Most of us probably began dabbling in dating sometime during high school. At best, our older siblings or someone’s parents would take us to the movies. Or we would “hang out” at someone’s house. We didn’t have enough money for anything spectacular, but we made vain attempts. And even when we could drive, teenage hormones sent us into orbit before we even left the driveway. This is a bad place to start.
College, (if yours was anything like mine) was one big hookup. We joke (but it’s pretty true) that you could sit on one side of the dining hall and pick a random person on the other side, and link to them through hookups across the room (6-degrees of separation?). Nobody dated in college. If they did, “dating” really was a term for who you happened to be shacking with at the time.
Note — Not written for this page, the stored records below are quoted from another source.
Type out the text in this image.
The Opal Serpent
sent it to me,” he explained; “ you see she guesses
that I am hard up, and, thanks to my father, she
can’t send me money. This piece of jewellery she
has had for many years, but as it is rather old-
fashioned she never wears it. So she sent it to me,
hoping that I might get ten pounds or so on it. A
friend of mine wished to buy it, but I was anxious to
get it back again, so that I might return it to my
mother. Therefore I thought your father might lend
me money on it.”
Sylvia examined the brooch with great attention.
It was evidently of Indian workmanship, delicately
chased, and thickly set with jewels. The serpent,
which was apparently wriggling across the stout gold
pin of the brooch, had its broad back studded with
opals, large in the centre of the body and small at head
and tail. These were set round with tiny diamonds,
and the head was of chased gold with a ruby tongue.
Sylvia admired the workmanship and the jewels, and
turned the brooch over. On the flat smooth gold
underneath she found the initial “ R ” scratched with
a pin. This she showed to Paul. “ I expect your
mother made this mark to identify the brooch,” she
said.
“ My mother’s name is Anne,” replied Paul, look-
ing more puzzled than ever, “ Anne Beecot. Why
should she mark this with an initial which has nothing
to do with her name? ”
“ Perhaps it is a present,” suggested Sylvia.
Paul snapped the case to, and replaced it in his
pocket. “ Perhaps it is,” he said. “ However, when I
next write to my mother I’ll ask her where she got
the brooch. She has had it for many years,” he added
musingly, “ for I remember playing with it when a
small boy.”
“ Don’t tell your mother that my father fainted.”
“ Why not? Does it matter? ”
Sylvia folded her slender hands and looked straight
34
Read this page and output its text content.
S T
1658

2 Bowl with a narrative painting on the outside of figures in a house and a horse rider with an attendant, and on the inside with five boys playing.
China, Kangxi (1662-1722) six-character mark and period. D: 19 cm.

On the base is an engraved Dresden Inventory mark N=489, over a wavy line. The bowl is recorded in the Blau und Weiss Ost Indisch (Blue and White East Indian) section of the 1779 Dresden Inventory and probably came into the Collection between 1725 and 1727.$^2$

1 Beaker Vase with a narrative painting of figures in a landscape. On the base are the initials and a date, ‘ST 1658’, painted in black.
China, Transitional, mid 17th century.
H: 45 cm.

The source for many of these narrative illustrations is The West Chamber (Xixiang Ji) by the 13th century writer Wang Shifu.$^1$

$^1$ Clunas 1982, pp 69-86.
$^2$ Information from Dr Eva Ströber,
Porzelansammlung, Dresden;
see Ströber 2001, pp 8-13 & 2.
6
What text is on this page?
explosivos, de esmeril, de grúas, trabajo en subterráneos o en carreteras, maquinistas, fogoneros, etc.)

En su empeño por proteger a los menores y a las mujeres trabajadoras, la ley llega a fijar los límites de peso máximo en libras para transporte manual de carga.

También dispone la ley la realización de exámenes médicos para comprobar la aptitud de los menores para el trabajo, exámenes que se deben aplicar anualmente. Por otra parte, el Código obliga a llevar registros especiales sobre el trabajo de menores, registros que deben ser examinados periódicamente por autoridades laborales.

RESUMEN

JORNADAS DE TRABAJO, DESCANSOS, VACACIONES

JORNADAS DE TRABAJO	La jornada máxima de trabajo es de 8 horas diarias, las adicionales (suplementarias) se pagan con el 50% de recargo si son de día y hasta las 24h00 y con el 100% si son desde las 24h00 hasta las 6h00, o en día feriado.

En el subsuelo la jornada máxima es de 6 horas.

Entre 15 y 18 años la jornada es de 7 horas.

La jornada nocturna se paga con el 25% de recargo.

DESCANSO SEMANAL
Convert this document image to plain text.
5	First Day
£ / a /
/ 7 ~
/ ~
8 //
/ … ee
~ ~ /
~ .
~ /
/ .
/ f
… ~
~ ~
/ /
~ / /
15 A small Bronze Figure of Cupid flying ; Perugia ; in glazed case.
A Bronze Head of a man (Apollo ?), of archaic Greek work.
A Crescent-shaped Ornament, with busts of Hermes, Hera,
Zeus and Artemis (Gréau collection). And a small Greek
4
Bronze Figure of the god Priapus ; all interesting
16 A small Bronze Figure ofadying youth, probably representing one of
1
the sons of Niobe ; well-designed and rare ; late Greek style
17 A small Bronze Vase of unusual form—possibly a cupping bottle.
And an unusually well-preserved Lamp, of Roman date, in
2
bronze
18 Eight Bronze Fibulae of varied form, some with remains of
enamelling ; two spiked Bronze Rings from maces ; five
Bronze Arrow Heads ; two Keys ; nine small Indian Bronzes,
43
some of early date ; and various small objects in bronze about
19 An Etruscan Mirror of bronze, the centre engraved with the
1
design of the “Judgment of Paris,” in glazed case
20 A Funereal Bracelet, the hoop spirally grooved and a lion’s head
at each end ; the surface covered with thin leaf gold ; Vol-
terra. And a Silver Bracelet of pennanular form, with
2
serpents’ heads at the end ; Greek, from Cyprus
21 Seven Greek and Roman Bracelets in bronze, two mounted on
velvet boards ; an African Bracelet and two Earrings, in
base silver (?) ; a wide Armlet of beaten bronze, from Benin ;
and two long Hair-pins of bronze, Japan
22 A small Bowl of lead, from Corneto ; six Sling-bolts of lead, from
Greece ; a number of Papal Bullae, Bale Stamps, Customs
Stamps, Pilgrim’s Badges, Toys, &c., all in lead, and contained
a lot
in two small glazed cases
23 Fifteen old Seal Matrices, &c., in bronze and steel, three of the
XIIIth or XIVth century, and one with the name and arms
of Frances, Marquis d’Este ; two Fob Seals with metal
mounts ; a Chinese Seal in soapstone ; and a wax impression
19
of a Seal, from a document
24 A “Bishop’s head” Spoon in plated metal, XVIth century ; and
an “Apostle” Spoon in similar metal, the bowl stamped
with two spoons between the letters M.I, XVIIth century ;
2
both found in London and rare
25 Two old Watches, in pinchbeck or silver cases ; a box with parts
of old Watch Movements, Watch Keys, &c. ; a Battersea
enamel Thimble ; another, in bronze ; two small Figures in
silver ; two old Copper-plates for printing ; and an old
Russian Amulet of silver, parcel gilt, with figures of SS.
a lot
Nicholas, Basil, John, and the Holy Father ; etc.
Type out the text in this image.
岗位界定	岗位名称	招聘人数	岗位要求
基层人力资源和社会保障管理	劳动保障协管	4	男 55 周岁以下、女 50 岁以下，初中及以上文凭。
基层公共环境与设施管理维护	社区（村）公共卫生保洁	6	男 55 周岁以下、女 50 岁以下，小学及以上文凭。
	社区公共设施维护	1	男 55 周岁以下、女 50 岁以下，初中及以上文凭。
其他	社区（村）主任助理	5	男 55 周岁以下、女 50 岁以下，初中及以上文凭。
So what happened to the good, old-fashioned courting? Are women not worthy of being wooed anymore? Are men truly interested in only one thing? And how did courting die? Who killed it?
I notice that the further I get from undergrad, the better “dates” are getting. Perhaps it’s because we have money now and can do bigger things. But really, it’s not about the grandiose date. Some of my more favorite ones have been simply a picnic on the Saugatuck beach at sunset one summer, or something similar.
But I digress. From a woman’s point of view (and I’ve touched on this before), many of us still appreciate being treated with kindness and respect. We enjoy being flattered with flowers and doors being held open. It makes us feel important, cared for. And I understand that we women in law have a particularly difficult row to hoe because we are viewed as “independent” and whatnot, but those things aside, I think there is a soft and girly woman in all of us ladies. (gasp!)
But courting does something different for us too: it makes us feel confident in a relationship. It gives us a sense of where a guy stands; if he takes the time to open a door, it’s a conscious step of doing something nice for the lady he is with. And this is major bonus points (as easy and as cheap as it is). And when we are confident in a relationship, things are considerably better, stronger, more intense.
So why are guys averse to courting? Or maybe they are still shaking off the remnants of college “dating.” Either way, memo to guys: courting isn’t a bad thing. And 2 dates a relationship does not make. There is no need to get estranged after 2 or 3 great dates … at this stage in our lives, it is actually dating, and not the high school or college vision of dates=exclusive relationship.
This is not something I can single-handedly bring back. But damnit, I can certainly try. And so can you, guys! So go on, woo a woman. It might even be fun!